Третьим значительным изменением стало появление критики влияния западных технологий на развивающиеся страны, особенно техноэксперимент так называемой "зеленой революции", которая привела к исследованиям альтернативных и подходящих технологий. Латур (1987) переосмыслил науку как "местные знания" наряду с системами знаний коренных народов, которые она всегда стремилась маргинализировать в силу своей претензии на универсальность, также поставил вопрос о местных технологиях в повестку дня, которая долгое время исключала это по определению. Однако, несмотря на несколько исключений, такой сдвиг в сторону осмысления современности коренного и современного не вошел в основное русло науки.
"Уничтожение времени и пространства" - таков был топос, который в начале девятнадцатого века использовался для описания новой ситуации, в которую железная дорога поставила естественное пространство после лишения его доселе абсолютной власти". (Шивельбуш, 1986: 10)

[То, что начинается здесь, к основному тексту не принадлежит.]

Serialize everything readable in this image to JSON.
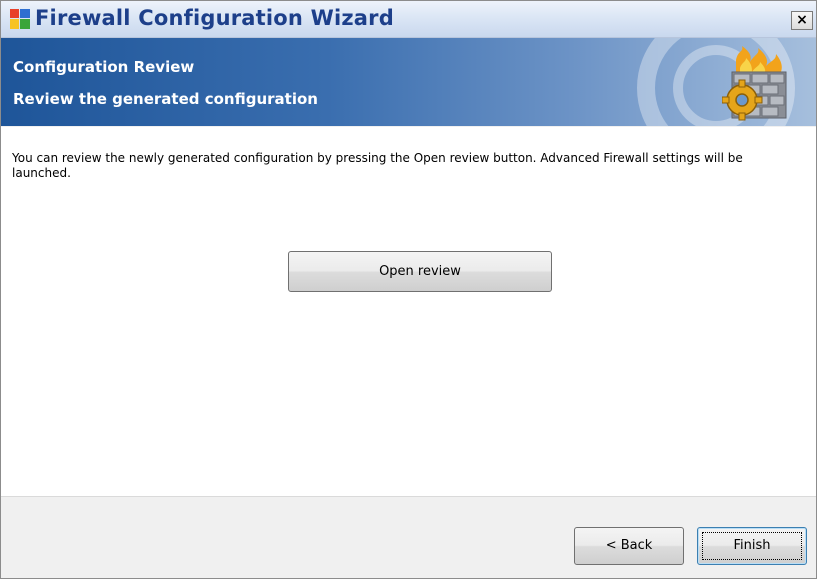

"Слово "черный ящик" используется кибернетиками всякий раз, когда какой-либо механизм или набор команд слишком сложны. На его месте они рисуют маленькую коробочку, о которой им не нужно знать ничего, кроме ее ввода и вывода". (Латур, 1987: 2-3)
"Машина - это не то, что нужно оживлять, поклоняться и подчинять. Машина - это мы, аспект нашего воплощения. Мы можем нести ответственность за машины; они не доминируют над нами и не угрожают нам. Мы несем ответственность за границы; мы - это они".(Харауэй, 1991: 180)
VIII
В 1993 году Николас Негропонте (директор-основатель медиа-лаборатории Массачусетского технологического института) написал свою первую колонкут для первого журнала Wired, восхваляя, среди прочего, что "прайм-тайм - это мое время". Для Негропонте, который работал над взаимодействием человека и компьютера с 1960–х годов, настало время рассказать об этом; в колонках, позже собранных в BeingDigital (1995), ключевой слово - это выбор. Противореча подозрению в отношении технологий, подкрепляющих образ скрытого тоталитаризма Вирилио, и в значительной степени игнорируя вопросы, поднятые феминизмом, постколониализмом и социальными исследованиями науки, Негропонте рассматривает цифровую эпоху как эпоху расширенного индивидуального выбора и личной свободы.

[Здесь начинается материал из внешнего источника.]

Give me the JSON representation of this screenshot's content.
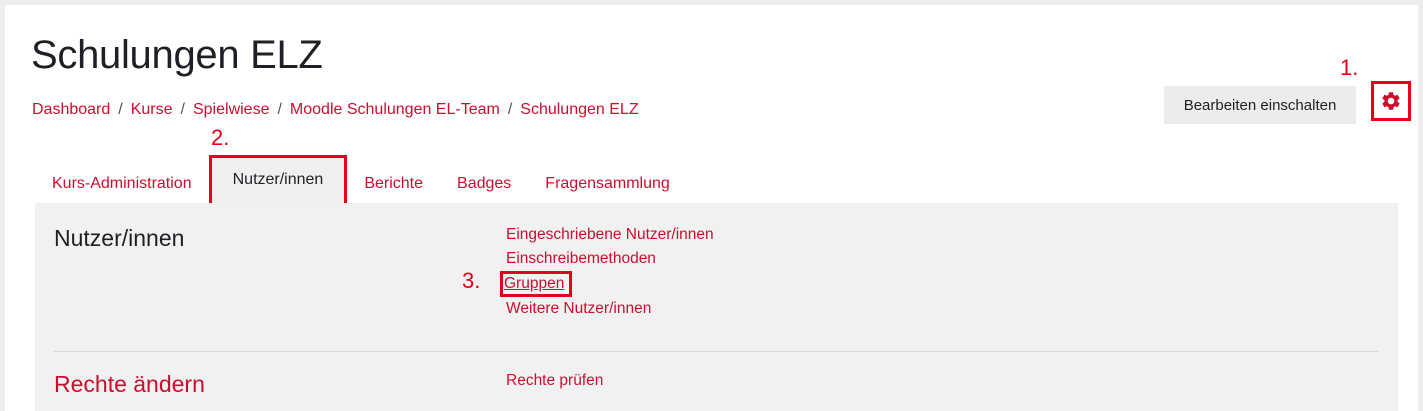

"Старые средства массовой информации", такие как сети вещательного телевидения, в которых есть "все догмы аналогового мира" (1995: 181)
неблагоприятно сравниваются с цифровым будущим, в котором всеобщий
доступ будет упрощен за счет компьютерного управления выбором информации:
"Мой видеомагнитофон будущего скажет мне, когда я вернусь домой: "Николас, я посмотрел пять тысяч часов телевидения, пока тебя не было, и записал для тебя шесть сегментов общей продолжительностью сорок минут". . . . Он сделает это, посмотрев на заголовки". (1995: 179)

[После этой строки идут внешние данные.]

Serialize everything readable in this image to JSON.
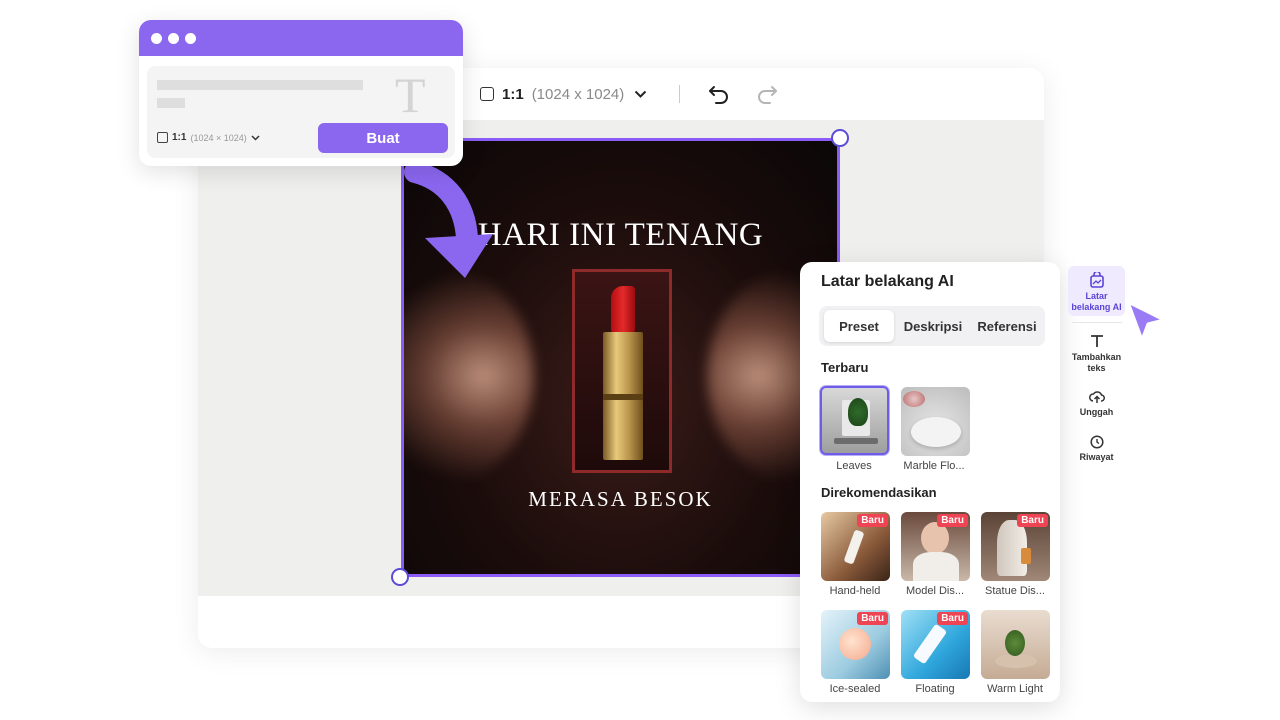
{
  "toolbar": {
    "ratio_label": "1:1",
    "ratio_dims": "(1024 x 1024)",
    "chevron_icon": "chevron-down-icon",
    "undo_icon": "undo-icon",
    "redo_icon": "redo-icon"
  },
  "design": {
    "title": "HARI INI TENANG",
    "subtitle": "MERASA BESOK"
  },
  "prompt_card": {
    "ratio_label": "1:1",
    "ratio_dims": "(1024 × 1024)",
    "button_label": "Buat",
    "placeholder_icon": "text-T-icon",
    "accent_color": "#8b67f0"
  },
  "panel": {
    "title": "Latar belakang AI",
    "tabs": [
      {
        "label": "Preset",
        "active": true
      },
      {
        "label": "Deskripsi",
        "active": false
      },
      {
        "label": "Referensi",
        "active": false
      }
    ],
    "recent_label": "Terbaru",
    "recent": [
      {
        "label": "Leaves",
        "selected": true
      },
      {
        "label": "Marble Flo...",
        "selected": false
      }
    ],
    "recommended_label": "Direkomendasikan",
    "badge_label": "Baru",
    "recommended": [
      {
        "label": "Hand-held",
        "badge": true
      },
      {
        "label": "Model Dis...",
        "badge": true
      },
      {
        "label": "Statue Dis...",
        "badge": true
      },
      {
        "label": "Ice-sealed",
        "badge": true
      },
      {
        "label": "Floating",
        "badge": true
      },
      {
        "label": "Warm Light",
        "badge": false
      }
    ]
  },
  "rail": {
    "items": [
      {
        "label": "Latar belakang AI",
        "icon": "ai-background-icon",
        "active": true
      },
      {
        "label": "Tambahkan teks",
        "icon": "text-icon",
        "active": false
      },
      {
        "label": "Unggah",
        "icon": "upload-cloud-icon",
        "active": false
      },
      {
        "label": "Riwayat",
        "icon": "history-clock-icon",
        "active": false
      }
    ]
  },
  "colors": {
    "accent": "#8b5cf6",
    "badge": "#ee4453"
  }
}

"Методичное перемещение записанной музыки в виде кусочков пластика, подобно медленной обработке человеком большей части информации в виде книг, журналов, газет и видеокассет, вот-вот станет мгновенной и недорогой передачей электронных данных, которые движутся со скоростью света. В такой форме информация может стать общедоступной". (Негропонте, 1995: 4)
Негропонте постоянно и откровенно переходит в повелительный тон: "Переход от атомов к частицам необратим и неостановим".(1995: 4). Работа Негропонте является примером ребрендинга технологий в 1990–х годах, когда миниатюрные и мобильные цифровые устройства - от персональные компьютеры и портативные игровые приставки, мобильные телефоны и MP3-плееры – успешно продавались как символы личного освобождения. Затмение реальных товаров, по крайней мере в их ранних проявлениях, было всеобъемлющим зеркальным созданием киберпространства, основополагающим мифом цифровой эры, плавно переходящим из вымысла Уильяма Нейромант Гибсона (1984) к "факту", которым пользуются такие люди, как Говард Рейнгольд и Майкл Бенедикт несколько лет спустя. Стремительный расцвет "калифорнийской идеологии", в которой цифровые технологии рассматривались как следующая фаза человеческой эволюции, опирался на давнюю традицию, которая Лео Маркс метко назвал это "технологическим возвышением’. Одна из функций, которую сыграло короткое замыкание "новой экономики" во время краха доткомов в 2001 году, заключается в том, что оно, по крайней мере, расчистило некоторое пространство для более детальной оценки цифровой культуры.
"Вероятно, мы увидим национальную информационно-компьютерную систему с десятками тысяч терминалов в домах и офисах, "подключенных" к гигантским центральным компьютерам, предоставляющим библиотечные и информационные услуги, услуги по розничным заказам и выставлению счетов и тому подобное". (Белл, 1968: 4)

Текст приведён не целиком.